Tegen deze achtergrond heeft de Rechtbank het beklag vervolgens beoordeeld en gegrond verklaard. De overwegingen die ten grondslag liggen aan de gegrondverklaring luiden — blijkens de bestreden beschikking — als volgt:
‘Beoordeling van de klacht
Op grond van de stukken in het raadkamerdossier en het verhandelde in raadkamer is gebleken dat het Openbaar Ministerie onvoldoende heeft aangetoond dan wel aannemelijk heeft gemaakt dat de klager als verdachte voordeel heeft verkregen door criminele handelingen.
De rechtbank is van oordeel dat het strafvorderlijk belang zich niet meer verzet tegen de teruggave van de in beslaggenomen personenauto's en de gouden ketting aan de klager.
De rechtbank zal daarom het klaagschrift gegrond verklaren en de teruggave van de in beslaggenomen personenauto's (merken Range Rover en BMW) en de gouden ketting met kruis aan de klager gelasten.’
4.6.
Het middel voert terecht aan dat de Rechtbank aldus een onjuiste maatstaf heeft gehanteerd bij de beoordeling van het beklag over de in beslag genomen auto's. Bij de beoordeling van een klaagschrift van de beslagene gericht tegen een conservatoir beslag als bedoeld in art. 94a, eerste of tweede lid, Sv dient de rechter immers te onderzoeken
- (a)
of er ten tijde van zijn beslissing sprake was van een verdenking van of veroordeling wegens een misdrijf waarvoor een geldboete van de vijfde categorie kan worden opgelegd en
- (b)
of zich niet het geval voordoet dat hoogst onwaarschijnlijk is dat de strafrechter, later oordelend, aan de verdachte een verplichting tot betaling van een geldboete dan wel de verplichting tot betaling van een geldbedrag ter ontneming van het wederrechtelijk verkregen voordeel zal opleggen.
4. Door — in het kader van de beoordeling van het beklag over het conservatoir beslag op de auto's — te overwegen dat het openbaar ministerie onvoldoende heeft aangetoond dan wel aannemelijk heeft gemaakt dat klager als verdachte voordeel heeft verkregen door criminele handelingen en dat het strafvorderlijk belang zich (daarom) niet meer verzet tegen de teruggave van de inbeslaggenomen auto's (en de gouden ketting) aan klager, heeft de Rechtbank dus een verkeerde maatstaf aangelegd.
4.7.
Het middel bevat ook nog een motiveringsklacht tegen het oordeel van de Rechtbank dat het openbaar ministerie onvoldoende heeft aangetoond dan wel aannemelijk heeft gemaakt dat de klager als verdachte voordeel heeft verkregen door criminele handelingen. Nu de hiervoor besproken rechtsklacht tegen dit oordeel slaagt, laat ik de motiveringsklacht verder buiten bespreking.
5.
Het middel slaagt. De Hoge Raad zou, doende wat de Rechtbank had behoren te doen, klager niet ontvankelijk kunnen verklaren in zijn mondeling gedaan beklag met betrekking tot de gouden ketting met kruis.
6.
Gronden waarop de Hoge Raad gebruik zou moeten maken van zijn bevoegdheid de bestreden beschikking ambtshalve te vernietigen, heb ik niet aangetroffen.
7.
Deze conclusie strekt tot vernietiging van de bestreden beschikking en tot zodanige beslissing met betrekking tot de verdere afhandeling als de Hoge Raad gepast zal voorkomen.
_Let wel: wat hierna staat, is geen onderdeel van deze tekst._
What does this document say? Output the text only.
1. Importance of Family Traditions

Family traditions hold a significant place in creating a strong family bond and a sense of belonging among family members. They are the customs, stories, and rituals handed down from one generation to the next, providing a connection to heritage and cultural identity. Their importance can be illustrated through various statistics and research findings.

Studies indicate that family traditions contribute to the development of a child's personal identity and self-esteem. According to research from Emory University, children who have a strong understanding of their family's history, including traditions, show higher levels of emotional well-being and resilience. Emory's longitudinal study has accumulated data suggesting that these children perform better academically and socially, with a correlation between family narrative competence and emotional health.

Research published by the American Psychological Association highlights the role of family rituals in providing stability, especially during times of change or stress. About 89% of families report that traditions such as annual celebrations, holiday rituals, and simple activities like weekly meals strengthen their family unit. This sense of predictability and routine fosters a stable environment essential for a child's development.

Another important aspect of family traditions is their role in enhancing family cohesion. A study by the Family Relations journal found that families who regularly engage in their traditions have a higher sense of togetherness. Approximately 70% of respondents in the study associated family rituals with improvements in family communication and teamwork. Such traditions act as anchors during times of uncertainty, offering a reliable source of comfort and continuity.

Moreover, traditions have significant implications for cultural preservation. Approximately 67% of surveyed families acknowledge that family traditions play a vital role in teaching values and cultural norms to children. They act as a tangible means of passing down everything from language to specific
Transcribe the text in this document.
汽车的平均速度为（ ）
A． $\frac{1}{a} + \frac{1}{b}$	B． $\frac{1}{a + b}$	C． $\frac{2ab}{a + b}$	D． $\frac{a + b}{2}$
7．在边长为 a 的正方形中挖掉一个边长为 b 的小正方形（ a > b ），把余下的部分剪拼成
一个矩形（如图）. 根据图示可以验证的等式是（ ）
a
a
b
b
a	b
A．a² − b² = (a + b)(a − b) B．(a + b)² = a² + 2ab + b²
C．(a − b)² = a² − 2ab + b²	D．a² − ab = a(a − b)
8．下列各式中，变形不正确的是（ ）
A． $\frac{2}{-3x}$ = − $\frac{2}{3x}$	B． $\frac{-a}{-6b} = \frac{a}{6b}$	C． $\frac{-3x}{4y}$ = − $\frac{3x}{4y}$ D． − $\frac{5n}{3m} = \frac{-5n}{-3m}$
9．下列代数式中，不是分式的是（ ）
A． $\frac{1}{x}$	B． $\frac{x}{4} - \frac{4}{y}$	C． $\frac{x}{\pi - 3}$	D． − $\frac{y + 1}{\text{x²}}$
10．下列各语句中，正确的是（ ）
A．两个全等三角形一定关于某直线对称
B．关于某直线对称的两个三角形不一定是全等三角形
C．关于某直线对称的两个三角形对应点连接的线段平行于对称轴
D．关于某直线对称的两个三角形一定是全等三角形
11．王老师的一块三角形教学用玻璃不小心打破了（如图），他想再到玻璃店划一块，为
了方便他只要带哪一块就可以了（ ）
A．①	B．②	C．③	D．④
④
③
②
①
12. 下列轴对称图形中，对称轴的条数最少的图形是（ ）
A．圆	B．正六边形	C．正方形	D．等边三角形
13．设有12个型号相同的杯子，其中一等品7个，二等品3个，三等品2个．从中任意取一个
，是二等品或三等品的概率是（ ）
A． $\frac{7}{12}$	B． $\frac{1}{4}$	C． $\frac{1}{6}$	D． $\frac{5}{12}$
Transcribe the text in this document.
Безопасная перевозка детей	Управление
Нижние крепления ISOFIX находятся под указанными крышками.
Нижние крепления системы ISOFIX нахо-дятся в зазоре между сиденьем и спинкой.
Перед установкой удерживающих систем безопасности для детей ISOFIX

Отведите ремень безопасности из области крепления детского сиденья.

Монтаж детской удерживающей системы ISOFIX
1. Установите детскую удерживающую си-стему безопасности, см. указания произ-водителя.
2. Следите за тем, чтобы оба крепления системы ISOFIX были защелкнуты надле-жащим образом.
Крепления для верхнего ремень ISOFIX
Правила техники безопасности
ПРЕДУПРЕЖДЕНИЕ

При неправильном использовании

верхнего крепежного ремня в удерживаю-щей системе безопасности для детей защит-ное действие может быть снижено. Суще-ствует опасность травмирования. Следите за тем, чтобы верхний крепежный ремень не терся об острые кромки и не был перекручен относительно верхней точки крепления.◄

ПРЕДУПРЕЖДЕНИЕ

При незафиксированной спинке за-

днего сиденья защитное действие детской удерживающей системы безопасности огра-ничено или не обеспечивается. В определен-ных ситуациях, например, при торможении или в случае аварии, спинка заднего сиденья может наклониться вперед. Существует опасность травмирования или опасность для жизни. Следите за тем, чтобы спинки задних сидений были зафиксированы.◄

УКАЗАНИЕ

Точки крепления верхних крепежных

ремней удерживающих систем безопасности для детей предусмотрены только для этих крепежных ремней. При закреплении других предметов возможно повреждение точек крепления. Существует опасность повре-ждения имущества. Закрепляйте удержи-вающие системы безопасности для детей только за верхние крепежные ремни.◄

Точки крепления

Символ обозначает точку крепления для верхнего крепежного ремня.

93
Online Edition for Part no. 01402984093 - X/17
De Procureur-Generaal bij de Hoge Raad der Nederlanden,
AG
Voetnoten
Voetnoten Conclusie 28‑02‑2012
Naar aanleiding van de opmerking van de advocaat van klager dat het beklag (ook) betrekking had op de gouden ketting en (de inhoud van) het zwart lederen mapje merkte de officier van justitie tijdens de behandeling van het beklag in de raadkamer het volgende op: ‘De gouden ketting is nog niet omgezet in een conservatoir beslag, maar dat gaat nog gebeuren. Ik kan in mijn stukken niets terugvinden over een in beslaggenomen mapje met een paspoort, maar ik zal dat uitzoeken en bekijken of het terug kan naar de klager’ (zie p. 2 van het proces-verbaal van de behandeling van het klaagschrift in de raadkamer d.d. 12 november 2010). Blijkens de bestreden beschikking is de Rechtbank ervan uitgegaan dat klager zich uitsluitend heeft beklaagd over het uitblijven van een last tot teruggave van de inbeslaggenomen personenauto's en de gouden ketting met kruis (zie de overweging van de Rechtbank onder het kopje ‘inhoud van de klacht’).
Zie p. 2 (bovenaan) van het proces-verbaal van de raadkamerbehandeling van 12 januari 2010.
Zie onder meer HR 28 september 2010, LJN: BL2823, NJ 2010, 654, m.nt. P.A.M. Mevis, rov. 2.14.